The Social Network
12A, Nationwide
The Social Network is a brilliantly entertaining and fascinating film about a subject in which I have absolutely no interest: Facebook. I could be no more surprised if, say, someone were to make a brilliantly entertaining and fascinating film about fish-gutting or car-tuning or being put on hold by the bank before finally being put through to someone you can’t understand. (I am thinking of outsourcing myself to Bombay, just to be similarly annoying.) But this hurtles along so smartly and masterfully the subject sweeps you up as does its main, knotty character: a man who cares nothing for money yet makes zillions while losing his only friend in the process. The Social Network may be the Citizen Kane of our digitised age and you are welcome to quote me on that, just as you are welcome to poke me on that. (I won’t know. I don’t do Facebook. Why would I want 733 friends?
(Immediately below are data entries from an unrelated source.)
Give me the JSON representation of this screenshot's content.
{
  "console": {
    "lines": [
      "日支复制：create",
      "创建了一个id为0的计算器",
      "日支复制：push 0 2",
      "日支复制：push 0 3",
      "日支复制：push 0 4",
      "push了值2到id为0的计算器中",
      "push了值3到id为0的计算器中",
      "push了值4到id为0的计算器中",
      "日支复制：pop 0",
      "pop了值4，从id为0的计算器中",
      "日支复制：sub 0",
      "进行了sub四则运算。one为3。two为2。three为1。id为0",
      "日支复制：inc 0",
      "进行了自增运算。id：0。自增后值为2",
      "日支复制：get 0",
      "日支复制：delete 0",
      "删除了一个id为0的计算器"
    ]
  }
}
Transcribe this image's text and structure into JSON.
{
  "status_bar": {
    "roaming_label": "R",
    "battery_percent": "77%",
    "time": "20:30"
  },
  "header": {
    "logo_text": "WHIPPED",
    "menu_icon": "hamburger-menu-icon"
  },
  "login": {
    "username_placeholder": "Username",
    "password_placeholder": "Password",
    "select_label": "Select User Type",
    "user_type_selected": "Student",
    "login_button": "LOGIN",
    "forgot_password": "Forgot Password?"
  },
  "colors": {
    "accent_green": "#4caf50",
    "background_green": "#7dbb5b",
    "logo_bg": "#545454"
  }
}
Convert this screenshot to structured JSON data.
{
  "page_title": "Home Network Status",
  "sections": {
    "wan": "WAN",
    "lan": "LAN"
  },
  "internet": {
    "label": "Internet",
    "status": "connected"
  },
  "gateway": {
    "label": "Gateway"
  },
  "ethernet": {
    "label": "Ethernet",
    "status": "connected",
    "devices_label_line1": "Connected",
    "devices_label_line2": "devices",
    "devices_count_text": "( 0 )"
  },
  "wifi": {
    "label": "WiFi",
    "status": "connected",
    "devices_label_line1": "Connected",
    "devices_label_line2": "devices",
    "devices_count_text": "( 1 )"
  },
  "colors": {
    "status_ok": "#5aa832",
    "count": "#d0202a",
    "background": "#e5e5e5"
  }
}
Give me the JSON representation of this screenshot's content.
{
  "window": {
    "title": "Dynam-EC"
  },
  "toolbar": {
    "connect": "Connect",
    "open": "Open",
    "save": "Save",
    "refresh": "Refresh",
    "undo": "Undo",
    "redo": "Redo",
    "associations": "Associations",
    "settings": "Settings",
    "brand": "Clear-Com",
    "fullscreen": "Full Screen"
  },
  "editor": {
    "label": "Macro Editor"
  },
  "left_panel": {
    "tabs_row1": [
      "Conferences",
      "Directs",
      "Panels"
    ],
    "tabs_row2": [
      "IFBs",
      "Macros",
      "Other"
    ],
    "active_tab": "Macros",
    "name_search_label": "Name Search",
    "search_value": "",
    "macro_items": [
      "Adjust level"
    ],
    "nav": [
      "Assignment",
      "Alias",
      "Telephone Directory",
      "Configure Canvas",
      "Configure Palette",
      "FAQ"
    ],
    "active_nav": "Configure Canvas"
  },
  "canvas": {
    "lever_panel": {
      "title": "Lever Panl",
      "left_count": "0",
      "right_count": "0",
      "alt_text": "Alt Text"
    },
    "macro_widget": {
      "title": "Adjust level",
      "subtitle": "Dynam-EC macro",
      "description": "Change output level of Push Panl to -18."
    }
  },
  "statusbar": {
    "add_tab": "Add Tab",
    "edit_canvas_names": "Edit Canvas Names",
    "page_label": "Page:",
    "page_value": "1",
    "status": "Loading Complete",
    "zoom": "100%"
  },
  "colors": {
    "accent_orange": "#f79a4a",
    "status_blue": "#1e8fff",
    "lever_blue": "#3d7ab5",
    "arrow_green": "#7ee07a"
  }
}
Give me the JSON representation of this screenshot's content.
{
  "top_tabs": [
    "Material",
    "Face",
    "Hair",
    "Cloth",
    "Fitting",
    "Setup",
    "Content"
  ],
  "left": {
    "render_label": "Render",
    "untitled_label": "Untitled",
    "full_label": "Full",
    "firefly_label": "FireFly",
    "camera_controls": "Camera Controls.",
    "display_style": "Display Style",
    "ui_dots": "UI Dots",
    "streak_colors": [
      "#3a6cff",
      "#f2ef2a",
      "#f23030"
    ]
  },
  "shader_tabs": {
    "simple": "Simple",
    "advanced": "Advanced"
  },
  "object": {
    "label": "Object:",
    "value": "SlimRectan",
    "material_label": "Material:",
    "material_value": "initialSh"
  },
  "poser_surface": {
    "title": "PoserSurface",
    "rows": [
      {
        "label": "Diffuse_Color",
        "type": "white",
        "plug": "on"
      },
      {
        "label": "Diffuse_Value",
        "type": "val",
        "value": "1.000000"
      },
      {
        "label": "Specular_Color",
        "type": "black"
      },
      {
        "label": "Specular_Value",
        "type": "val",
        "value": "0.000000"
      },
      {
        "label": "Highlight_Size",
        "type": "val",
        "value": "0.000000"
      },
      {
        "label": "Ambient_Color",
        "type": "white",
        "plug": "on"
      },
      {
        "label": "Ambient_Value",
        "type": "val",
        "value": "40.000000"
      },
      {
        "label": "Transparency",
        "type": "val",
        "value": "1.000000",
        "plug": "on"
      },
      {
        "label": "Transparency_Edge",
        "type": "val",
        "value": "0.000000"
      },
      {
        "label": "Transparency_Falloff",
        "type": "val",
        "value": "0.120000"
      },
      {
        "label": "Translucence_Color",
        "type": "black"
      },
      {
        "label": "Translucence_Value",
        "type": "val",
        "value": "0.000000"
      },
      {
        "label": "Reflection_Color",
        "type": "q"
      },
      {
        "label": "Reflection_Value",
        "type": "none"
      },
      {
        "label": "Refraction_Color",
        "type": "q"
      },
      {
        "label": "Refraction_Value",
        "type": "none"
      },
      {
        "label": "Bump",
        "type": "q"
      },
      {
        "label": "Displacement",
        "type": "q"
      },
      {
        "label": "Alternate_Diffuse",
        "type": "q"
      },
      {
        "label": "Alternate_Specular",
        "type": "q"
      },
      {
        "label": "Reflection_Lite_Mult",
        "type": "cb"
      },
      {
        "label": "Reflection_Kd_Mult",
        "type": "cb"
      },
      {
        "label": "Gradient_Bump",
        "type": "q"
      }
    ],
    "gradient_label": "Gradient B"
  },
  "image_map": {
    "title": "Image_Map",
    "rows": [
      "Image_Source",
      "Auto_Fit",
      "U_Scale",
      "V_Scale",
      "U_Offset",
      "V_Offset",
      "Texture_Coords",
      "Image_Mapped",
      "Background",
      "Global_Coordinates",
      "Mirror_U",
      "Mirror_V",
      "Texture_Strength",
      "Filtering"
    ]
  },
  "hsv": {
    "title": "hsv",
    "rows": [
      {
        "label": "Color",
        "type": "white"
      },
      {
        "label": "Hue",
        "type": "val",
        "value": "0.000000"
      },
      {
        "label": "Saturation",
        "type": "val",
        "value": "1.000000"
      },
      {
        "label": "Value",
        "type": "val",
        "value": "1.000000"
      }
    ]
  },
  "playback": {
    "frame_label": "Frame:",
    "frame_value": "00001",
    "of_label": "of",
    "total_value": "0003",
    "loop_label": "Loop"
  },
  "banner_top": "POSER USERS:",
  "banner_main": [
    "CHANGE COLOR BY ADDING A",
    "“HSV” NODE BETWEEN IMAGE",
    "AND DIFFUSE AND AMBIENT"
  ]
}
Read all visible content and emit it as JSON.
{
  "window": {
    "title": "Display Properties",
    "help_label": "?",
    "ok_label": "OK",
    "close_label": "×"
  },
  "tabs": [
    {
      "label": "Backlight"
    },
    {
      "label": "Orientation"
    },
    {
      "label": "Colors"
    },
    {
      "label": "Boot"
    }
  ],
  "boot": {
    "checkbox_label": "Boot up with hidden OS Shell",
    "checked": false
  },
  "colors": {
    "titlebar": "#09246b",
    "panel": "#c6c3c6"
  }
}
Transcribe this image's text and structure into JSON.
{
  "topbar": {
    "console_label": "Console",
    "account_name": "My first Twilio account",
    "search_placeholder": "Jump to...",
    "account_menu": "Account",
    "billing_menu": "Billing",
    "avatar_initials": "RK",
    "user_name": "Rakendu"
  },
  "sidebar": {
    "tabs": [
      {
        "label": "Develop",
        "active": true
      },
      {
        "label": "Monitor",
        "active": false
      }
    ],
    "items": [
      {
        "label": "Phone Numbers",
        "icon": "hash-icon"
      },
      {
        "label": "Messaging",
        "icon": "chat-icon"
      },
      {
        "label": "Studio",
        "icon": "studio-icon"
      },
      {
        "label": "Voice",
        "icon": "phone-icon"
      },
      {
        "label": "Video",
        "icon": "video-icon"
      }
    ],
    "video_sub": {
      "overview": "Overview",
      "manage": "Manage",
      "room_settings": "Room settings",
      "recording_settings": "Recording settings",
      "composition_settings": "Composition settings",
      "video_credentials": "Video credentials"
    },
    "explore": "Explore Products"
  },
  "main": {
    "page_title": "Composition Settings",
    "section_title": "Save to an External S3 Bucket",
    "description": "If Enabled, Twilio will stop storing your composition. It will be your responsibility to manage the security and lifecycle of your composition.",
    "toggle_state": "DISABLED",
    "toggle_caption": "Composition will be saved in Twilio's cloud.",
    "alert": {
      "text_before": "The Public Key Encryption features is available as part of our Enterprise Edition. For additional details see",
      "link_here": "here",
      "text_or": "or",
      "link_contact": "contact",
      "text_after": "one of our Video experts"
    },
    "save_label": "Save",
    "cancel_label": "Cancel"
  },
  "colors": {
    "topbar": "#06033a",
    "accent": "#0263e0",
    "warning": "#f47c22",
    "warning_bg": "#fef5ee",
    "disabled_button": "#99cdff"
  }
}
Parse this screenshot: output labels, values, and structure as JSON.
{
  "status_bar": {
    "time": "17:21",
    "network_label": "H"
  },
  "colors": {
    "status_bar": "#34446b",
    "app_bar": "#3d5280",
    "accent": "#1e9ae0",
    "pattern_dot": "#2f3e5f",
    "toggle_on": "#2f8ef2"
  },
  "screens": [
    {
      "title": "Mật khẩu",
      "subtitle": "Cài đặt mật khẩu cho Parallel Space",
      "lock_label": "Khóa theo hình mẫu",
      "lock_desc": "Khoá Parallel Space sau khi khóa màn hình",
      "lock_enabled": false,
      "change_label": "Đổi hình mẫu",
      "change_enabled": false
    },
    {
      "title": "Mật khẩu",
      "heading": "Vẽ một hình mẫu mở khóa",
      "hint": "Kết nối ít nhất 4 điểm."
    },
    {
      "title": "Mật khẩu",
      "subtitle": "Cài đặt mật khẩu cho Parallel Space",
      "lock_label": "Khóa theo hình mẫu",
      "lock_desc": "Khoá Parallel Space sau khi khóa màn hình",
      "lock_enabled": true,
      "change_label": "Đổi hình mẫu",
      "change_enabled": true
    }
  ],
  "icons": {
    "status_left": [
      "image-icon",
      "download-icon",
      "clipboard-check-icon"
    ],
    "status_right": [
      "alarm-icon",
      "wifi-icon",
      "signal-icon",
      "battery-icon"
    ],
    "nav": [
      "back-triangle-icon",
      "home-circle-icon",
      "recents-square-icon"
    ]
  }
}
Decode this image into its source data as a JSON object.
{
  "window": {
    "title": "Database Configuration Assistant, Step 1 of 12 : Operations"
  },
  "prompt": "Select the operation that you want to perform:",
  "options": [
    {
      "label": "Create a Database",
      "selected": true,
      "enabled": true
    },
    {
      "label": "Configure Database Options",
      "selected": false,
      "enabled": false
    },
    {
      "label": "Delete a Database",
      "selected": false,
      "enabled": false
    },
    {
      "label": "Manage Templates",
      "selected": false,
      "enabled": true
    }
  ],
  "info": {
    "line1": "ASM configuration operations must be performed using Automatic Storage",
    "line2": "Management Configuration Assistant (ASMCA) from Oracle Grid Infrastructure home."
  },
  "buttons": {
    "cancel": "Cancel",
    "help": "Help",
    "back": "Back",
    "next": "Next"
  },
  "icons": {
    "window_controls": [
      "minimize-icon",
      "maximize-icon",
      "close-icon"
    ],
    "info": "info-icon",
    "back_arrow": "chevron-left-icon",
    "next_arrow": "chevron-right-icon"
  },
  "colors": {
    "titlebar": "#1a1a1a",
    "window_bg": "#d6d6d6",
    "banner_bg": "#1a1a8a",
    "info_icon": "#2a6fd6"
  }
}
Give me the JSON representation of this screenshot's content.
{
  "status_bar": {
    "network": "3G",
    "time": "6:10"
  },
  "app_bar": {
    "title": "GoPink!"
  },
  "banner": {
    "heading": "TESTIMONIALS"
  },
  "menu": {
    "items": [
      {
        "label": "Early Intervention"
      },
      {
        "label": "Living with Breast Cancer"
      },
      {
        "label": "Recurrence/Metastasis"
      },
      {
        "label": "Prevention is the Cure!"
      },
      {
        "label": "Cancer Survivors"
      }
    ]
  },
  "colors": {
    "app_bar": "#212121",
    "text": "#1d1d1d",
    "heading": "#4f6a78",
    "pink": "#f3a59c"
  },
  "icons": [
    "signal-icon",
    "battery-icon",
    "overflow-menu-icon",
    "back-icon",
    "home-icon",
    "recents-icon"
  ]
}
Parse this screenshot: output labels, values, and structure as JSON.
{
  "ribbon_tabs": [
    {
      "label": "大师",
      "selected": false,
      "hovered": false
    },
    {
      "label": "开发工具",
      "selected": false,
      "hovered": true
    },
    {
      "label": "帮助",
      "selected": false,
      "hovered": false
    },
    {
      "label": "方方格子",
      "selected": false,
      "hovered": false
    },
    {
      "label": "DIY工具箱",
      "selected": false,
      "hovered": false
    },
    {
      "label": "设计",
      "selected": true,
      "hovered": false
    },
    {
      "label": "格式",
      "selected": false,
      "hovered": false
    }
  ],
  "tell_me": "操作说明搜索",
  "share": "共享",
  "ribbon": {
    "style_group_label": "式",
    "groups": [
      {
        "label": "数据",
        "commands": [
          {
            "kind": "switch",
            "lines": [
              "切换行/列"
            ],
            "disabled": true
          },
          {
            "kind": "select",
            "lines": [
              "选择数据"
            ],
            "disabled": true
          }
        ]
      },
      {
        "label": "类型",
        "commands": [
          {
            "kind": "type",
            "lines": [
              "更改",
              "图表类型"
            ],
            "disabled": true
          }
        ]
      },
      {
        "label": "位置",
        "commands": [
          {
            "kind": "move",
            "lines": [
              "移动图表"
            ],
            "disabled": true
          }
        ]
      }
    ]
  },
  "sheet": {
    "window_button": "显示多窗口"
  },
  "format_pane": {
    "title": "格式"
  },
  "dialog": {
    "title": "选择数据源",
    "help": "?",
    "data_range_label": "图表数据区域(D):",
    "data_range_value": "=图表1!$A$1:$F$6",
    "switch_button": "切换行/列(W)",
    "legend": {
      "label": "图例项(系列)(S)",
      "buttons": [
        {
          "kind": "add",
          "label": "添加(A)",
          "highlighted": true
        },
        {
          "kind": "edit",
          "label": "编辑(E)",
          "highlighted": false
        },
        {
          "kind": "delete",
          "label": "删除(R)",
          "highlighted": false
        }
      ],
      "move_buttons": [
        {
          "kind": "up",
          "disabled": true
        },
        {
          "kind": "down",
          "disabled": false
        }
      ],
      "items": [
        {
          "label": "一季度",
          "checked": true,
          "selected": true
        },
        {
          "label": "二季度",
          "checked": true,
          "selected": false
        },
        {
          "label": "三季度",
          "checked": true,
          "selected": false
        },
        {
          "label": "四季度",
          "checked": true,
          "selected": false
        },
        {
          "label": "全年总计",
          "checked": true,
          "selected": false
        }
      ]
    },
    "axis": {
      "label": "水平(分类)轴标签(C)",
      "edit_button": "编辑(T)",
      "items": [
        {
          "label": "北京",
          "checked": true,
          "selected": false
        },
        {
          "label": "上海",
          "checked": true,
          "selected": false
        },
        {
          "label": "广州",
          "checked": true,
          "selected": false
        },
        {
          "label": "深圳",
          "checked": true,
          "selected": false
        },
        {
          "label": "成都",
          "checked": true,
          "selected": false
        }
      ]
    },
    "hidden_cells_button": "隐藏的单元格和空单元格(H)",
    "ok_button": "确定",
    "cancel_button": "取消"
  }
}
I had one for real once, but this proved fantastically irritating, so I got rid. )
Actually, this film is not about the social networking site per se, which now has 500 million users, can attract more traffic than Google and always laughs when you try to tighten up your privacy settings, or so I’ve heard. It’s about its beginnings and, in particular, Mark ‘Zuck’ Zuckerberg, the Harvard sophomore who, at 19, founded Facebook in his dorm and was a billionaire by the time he was in his early twenties. Nice work, Zuck! Directed by David Fincher (Seven, Fight Club, Panic Room and then, curiously, the utterly horrible The Curious Case of Benjamin Button), scripted by Aaron Sorkin (The West Wing) and based on the book The Accidental Billionaires by Ben Mezrich, this operates in the Peter Morgan zone; that is, it takes what is factually known about living persons and fills in the rest.